The New Hampshire Constitution mandates that a jury of twelve must unanimously reach a verdict of guilty before a defendant’s liberty may be compromised. See State v. Hewitt, 128 N.H. 557, 561, 517 A.2d 820, 822 (1986) (State constitution affords accused right to jury of twelve, and “twelve means twelve”). As stated, RSA 500-A:13 mandates that upon the submission of the case to the jury the alternates “shall be discharged”; in short, they are no longer members of the jury panel. Once discharged from the jury panel a juror cannot be recalled by the trial court. In this case, a jury of only eleven qualified jurors decided the defendant’s fate. This is in direct violation of our State constitutional mandate.

State v. Dushame, 136 N.H. at 315, 616 A.2d at 472.

Thus, when the case against Mr. Colbert was submitted to the jury, the alternates were discharged, the statute being essentially self-executing, and when the forewoman departed, although twelve seats were filled, only eleven were filled by “jurors.”

The majority opinion says that its holding regarding the State Constitution is consistent with Dushame and our opinion reviewing the post -Dushame proposed legislation amending RSA 500-A:13, Opinion of the Justices (Alternate Jurors), 137 N.H. 100, 623 A.2d 1334 (1993). The language quoted, and the issue in the later case, involved the due process aspects of late substitution, not the structural problem of a missing juror.

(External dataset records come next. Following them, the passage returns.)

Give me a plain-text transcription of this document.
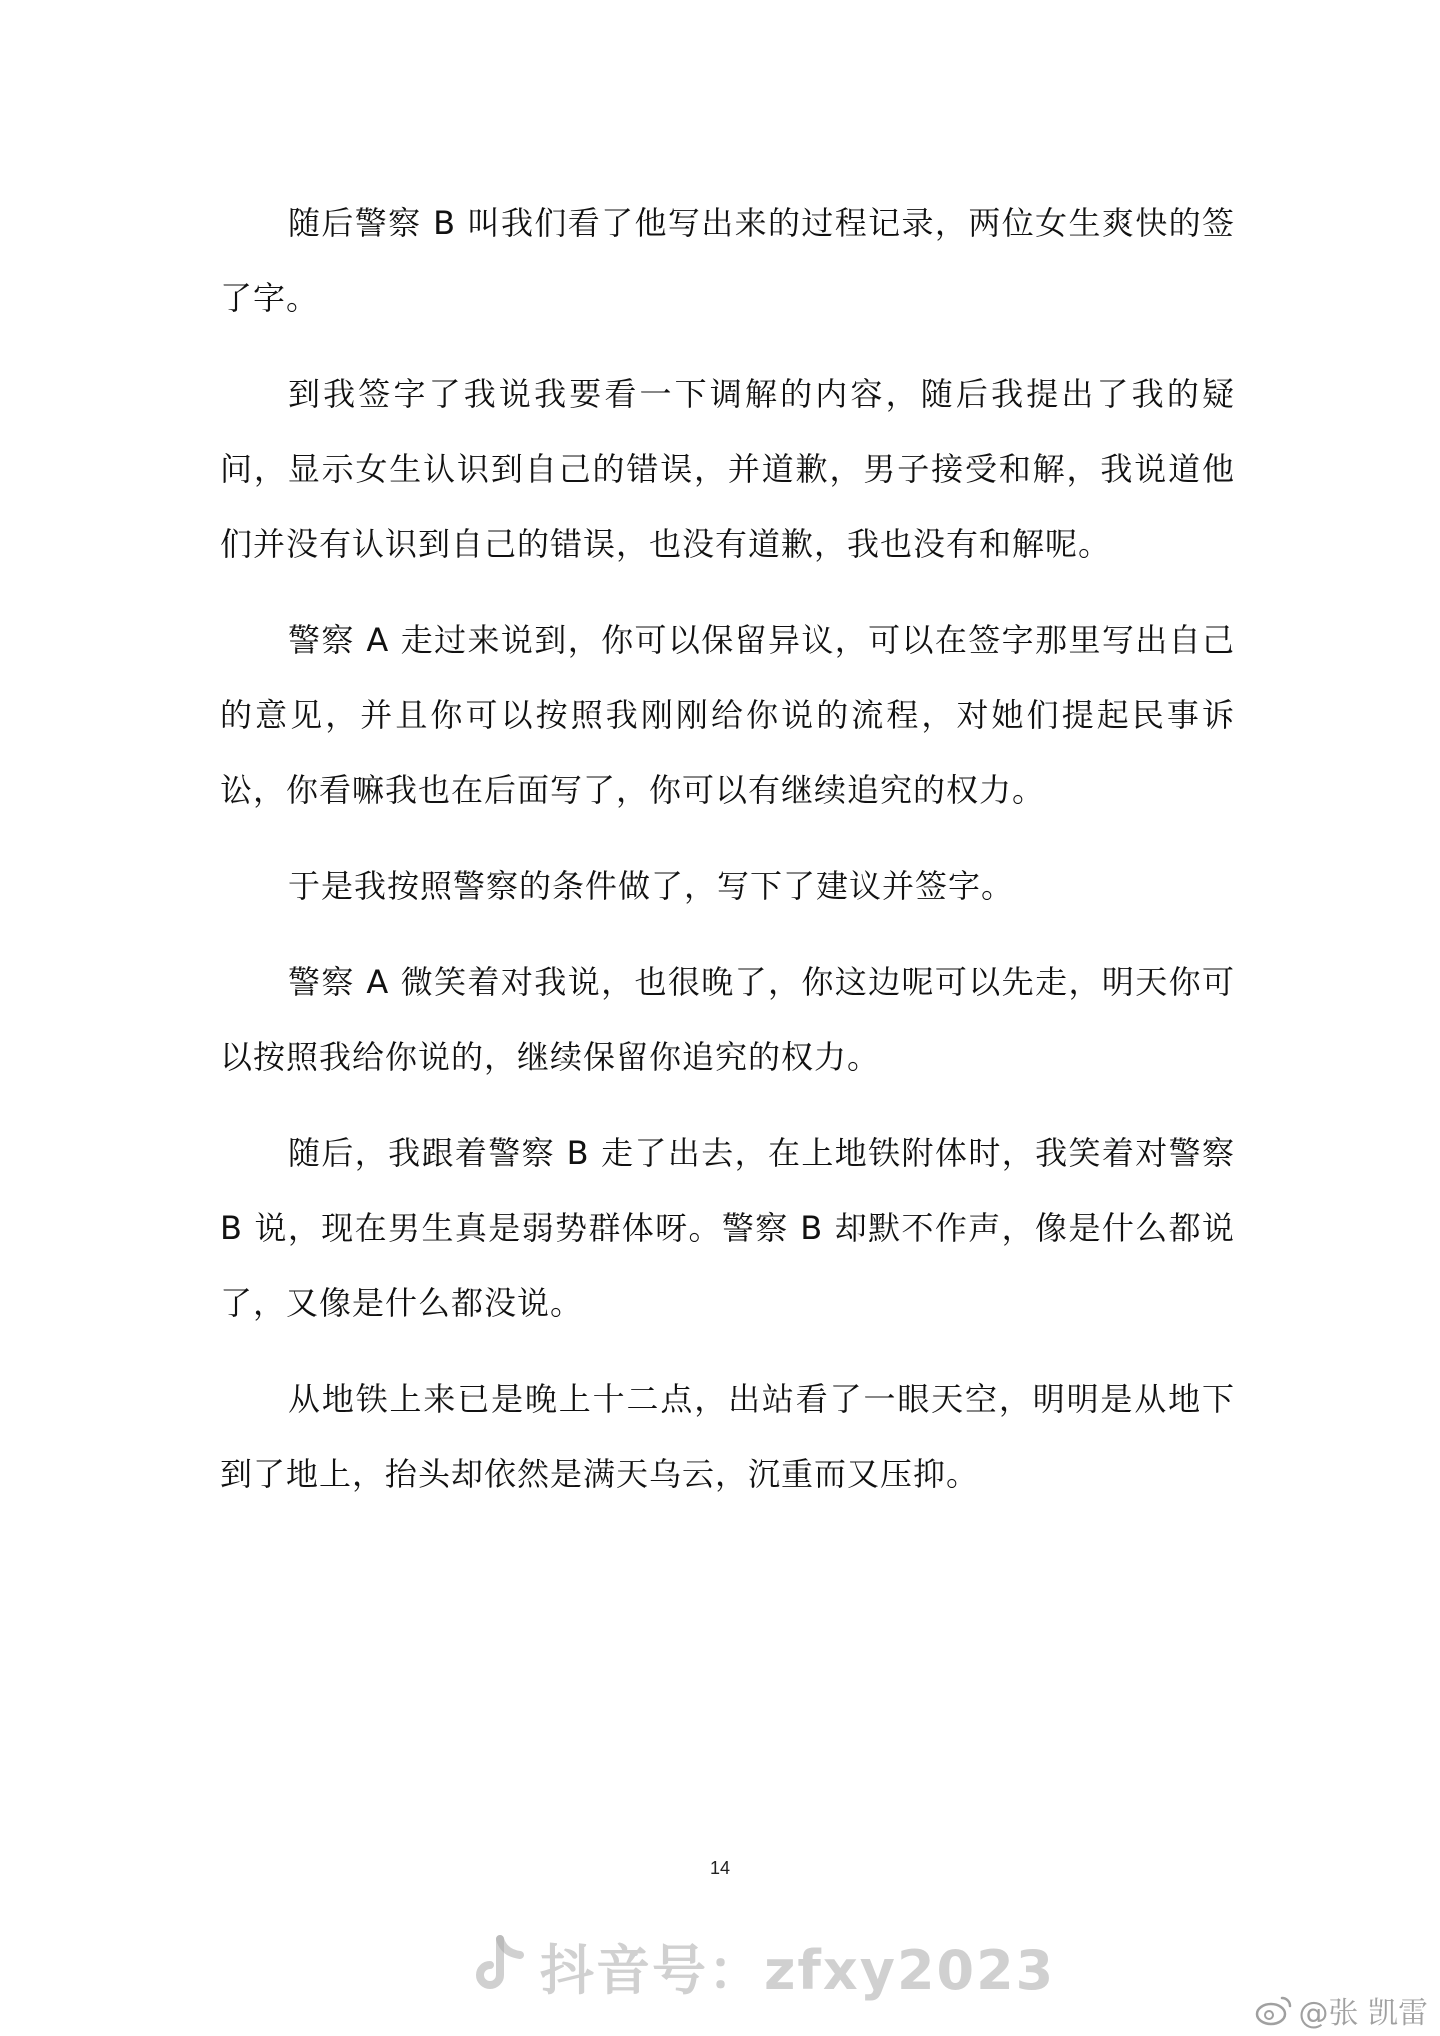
随后警察 B 叫我们看了他写出来的过程记录，两位女生爽快的签了字。

到我签字了我说我要看一下调解的内容，随后我提出了我的疑问，显示女生认识到自己的错误，并道歉，男子接受和解，我说道他们并没有认识到自己的错误，也没有道歉，我也没有和解呢。

警察 A 走过来说到，你可以保留异议，可以在签字那里写出自己的意见，并且你可以按照我刚刚给你说的流程，对她们提起民事诉讼，你看嘛我也在后面写了，你可以有继续追究的权力。

于是我按照警察的条件做了，写下了建议并签字。

警察 A 微笑着对我说，也很晚了，你这边呢可以先走，明天你可以按照我给你说的，继续保留你追究的权力。

随后，我跟着警察 B 走了出去，在上地铁附体时，我笑着对警察 B 说，现在男生真是弱势群体呀。警察 B 却默不作声，像是什么都说了，又像是什么都没说。

从地铁上来已是晚上十二点，出站看了一眼天空，明明是从地下到了地上，抬头却依然是满天乌云，沉重而又压抑。

14
抖音号：zfxy2023
@张 凯雷
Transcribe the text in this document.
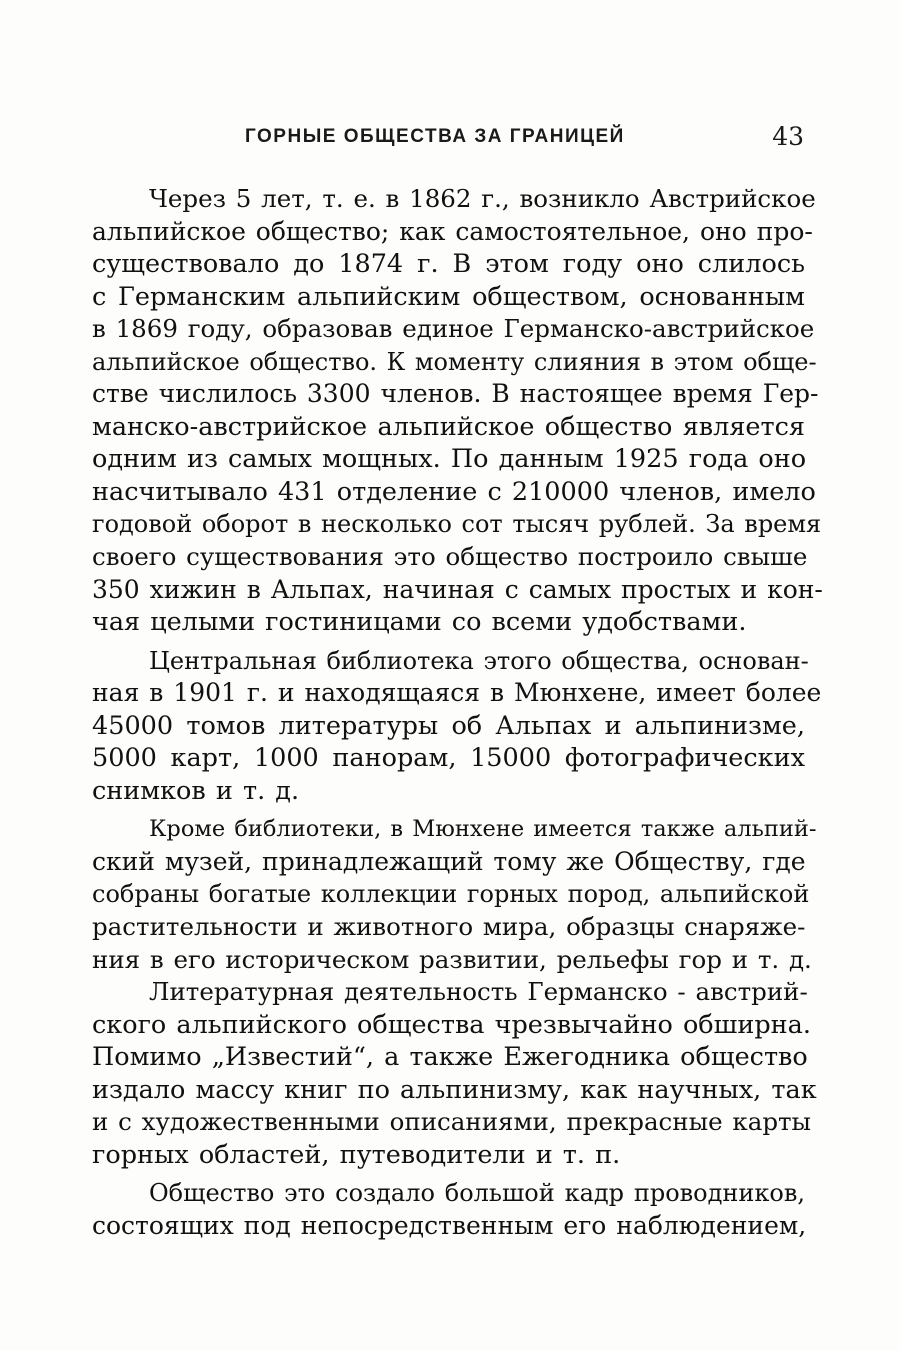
ГОРНЫЕ ОБЩЕСТВА ЗА ГРАНИЦЕЙ	43
Через 5 лет, т. е. в 1862 г., возникло Австрийское
альпийское общество; как самостоятельное, оно про-
существовало до 1874 г. В этом году оно слилось
с Германским альпийским обществом, основанным
в 1869 году, образовав единое Германско-австрийское
альпийское общество. К моменту слияния в этом обще-
стве числилось 3300 членов. В настоящее время Гер-
манско-австрийское альпийское общество является
одним из самых мощных. По данным 1925 года оно
насчитывало 431 отделение с 210000 членов, имело
годовой оборот в несколько сот тысяч рублей. За время
своего существования это общество построило свыше
350 хижин в Альпах, начиная с самых простых и кон-
чая целыми гостиницами со всеми удобствами.
Центральная библиотека этого общества, основан-
ная в 1901 г. и находящаяся в Мюнхене, имеет более
45000 томов литературы об Альпах и альпинизме,
5000 карт, 1000 панорам, 15000 фотографических
снимков и т. д.
Кроме библиотеки, в Мюнхене имеется также альпий-
ский музей, принадлежащий тому же Обществу, где
собраны богатые коллекции горных пород, альпийской
растительности и животного мира, образцы снаряже-
ния в его историческом развитии, рельефы гор и т. д.
Литературная деятельность Германско - австрий-
ского альпийского общества чрезвычайно обширна.
Помимо „Известий“, а также Ежегодника общество
издало массу книг по альпинизму, как научных, так
и с художественными описаниями, прекрасные карты
горных областей, путеводители и т. п.
Общество это создало большой кадр проводников,
состоящих под непосредственным его наблюдением,
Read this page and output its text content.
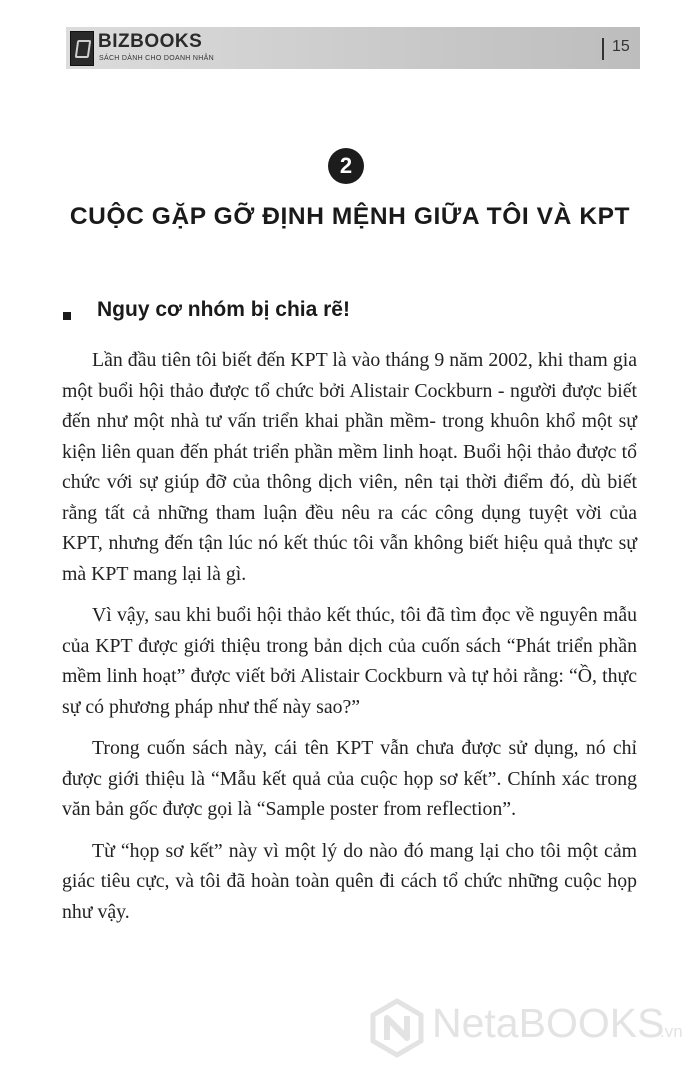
BIZBOOKS
SÁCH DÀNH CHO DOANH NHÂN
15
2
CUỘC GẶP GỠ ĐỊNH MỆNH GIỮA TÔI VÀ KPT
Nguy cơ nhóm bị chia rẽ!

Lần đầu tiên tôi biết đến KPT là vào tháng 9 năm 2002, khi tham gia một buổi hội thảo được tổ chức bởi Alistair Cockburn - người được biết đến như một nhà tư vấn triển khai phần mềm- trong khuôn khổ một sự kiện liên quan đến phát triển phần mềm linh hoạt. Buổi hội thảo được tổ chức với sự giúp đỡ của thông dịch viên, nên tại thời điểm đó, dù biết rằng tất cả những tham luận đều nêu ra các công dụng tuyệt vời của KPT, nhưng đến tận lúc nó kết thúc tôi vẫn không biết hiệu quả thực sự mà KPT mang lại là gì.

Vì vậy, sau khi buổi hội thảo kết thúc, tôi đã tìm đọc về nguyên mẫu của KPT được giới thiệu trong bản dịch của cuốn sách “Phát triển phần mềm linh hoạt” được viết bởi Alistair Cockburn và tự hỏi rằng: “Ồ, thực sự có phương pháp như thế này sao?”

Trong cuốn sách này, cái tên KPT vẫn chưa được sử dụng, nó chỉ được giới thiệu là “Mẫu kết quả của cuộc họp sơ kết”. Chính xác trong văn bản gốc được gọi là “Sample poster from reflection”.

Từ “họp sơ kết” này vì một lý do nào đó mang lại cho tôi một cảm giác tiêu cực, và tôi đã hoàn toàn quên đi cách tổ chức những cuộc họp như vậy.

NetaBOOKS
.vn
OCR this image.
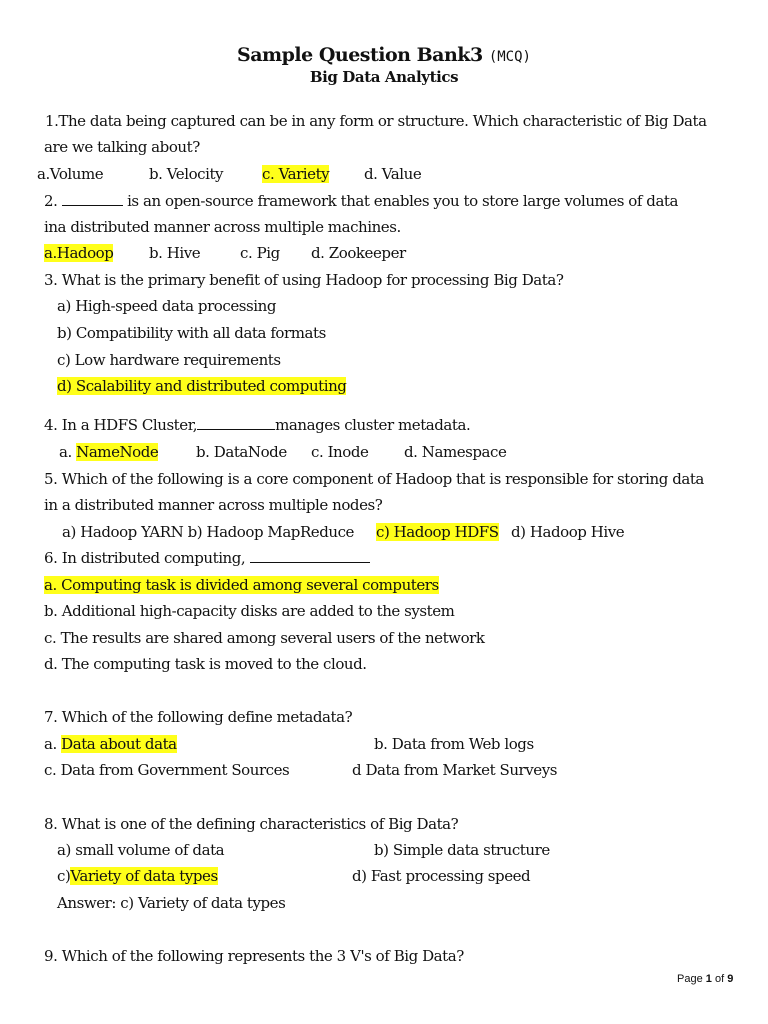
Sample Question Bank3 (MCQ)
Big Data Analytics
1.The data being captured can be in any form or structure. Which characteristic of Big Data
are we talking about?
a.Volume	b. Velocity	c. Variety d. Value
2.	is an open-source framework that enables you to store large volumes of data
ina distributed manner across multiple machines.
a.Hadoop b. Hive	c. Pig d. Zookeeper
3. What is the primary benefit of using Hadoop for processing Big Data?
a) High-speed data processing
b) Compatibility with all data formats
c) Low hardware requirements
d) Scalability and distributed computing
4. In a HDFS Cluster,	manages cluster metadata.
a. NameNode	b. DataNode c. Inode d. Namespace
5. Which of the following is a core component of Hadoop that is responsible for storing data
in a distributed manner across multiple nodes?
a) Hadoop YARN b) Hadoop MapReduce c) Hadoop HDFS d) Hadoop Hive
6. In distributed computing,
a. Computing task is divided among several computers
b. Additional high-capacity disks are added to the system
c. The results are shared among several users of the network
d. The computing task is moved to the cloud.
7. Which of the following define metadata?
a. Data about data	b. Data from Web logs
c. Data from Government Sources	d Data from Market Surveys
8. What is one of the defining characteristics of Big Data?
a) small volume of data	b) Simple data structure
c)Variety of data types	d) Fast processing speed
Answer: c) Variety of data types
9. Which of the following represents the 3 V's of Big Data?
Page 1 of 9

I respectfully dissent from the opinion of the majority and would reverse on the State constitutional twelve-man jury issue.






Concurrence Opinion

BATCHELDER, J.,

concurring specially: I concur in the result reached by the majority. In my view, the defendant’s right at issue in State v. Dushame, 136 N.H. 309, 616 A.2d 469 (1992), was a statutory right; we held reversal to be the proper remedy for violation of that right because the statute “touche[d] upon the integrity of the deliberative process of the jury,” id. at 315, 616 A.2d at 472, and was therefore constitutional in flavor. Id. Because the defendant in this case was not deprived of a twelve-person, constitutionally adequate jury, I cannot agree with the dissent that no objection by the defendant at trial was required to preserve the issue for appeal. It is this failure to object that sets this case apart from Dushame.

I agree with the majority that trial counsel’s failure to object did not constitute ineffective assistance of counsel. The United States Supreme Court has recently refined the prejudice inquiry of the ineffectiveness analysis to “focus [] on the question whether counsel’s deficient performance renders the result of the trial unreliable or the proceeding fundamentally unfair.” Lockhart v. Fretwell, 113 S. Ct. 838, 844 (1993). Because the trial judge, by polling the alternate and directing the jury to begin deliberations anew, followed the procedures we subsequently outlined in Opinion of the Justices (Alternate Jurors), 137 N.H. 100, 104-05, 623 A.2d 1334, 1337-38 (1993), I cannot conclude that counsel’s omission resulted in prejudice as thus defined.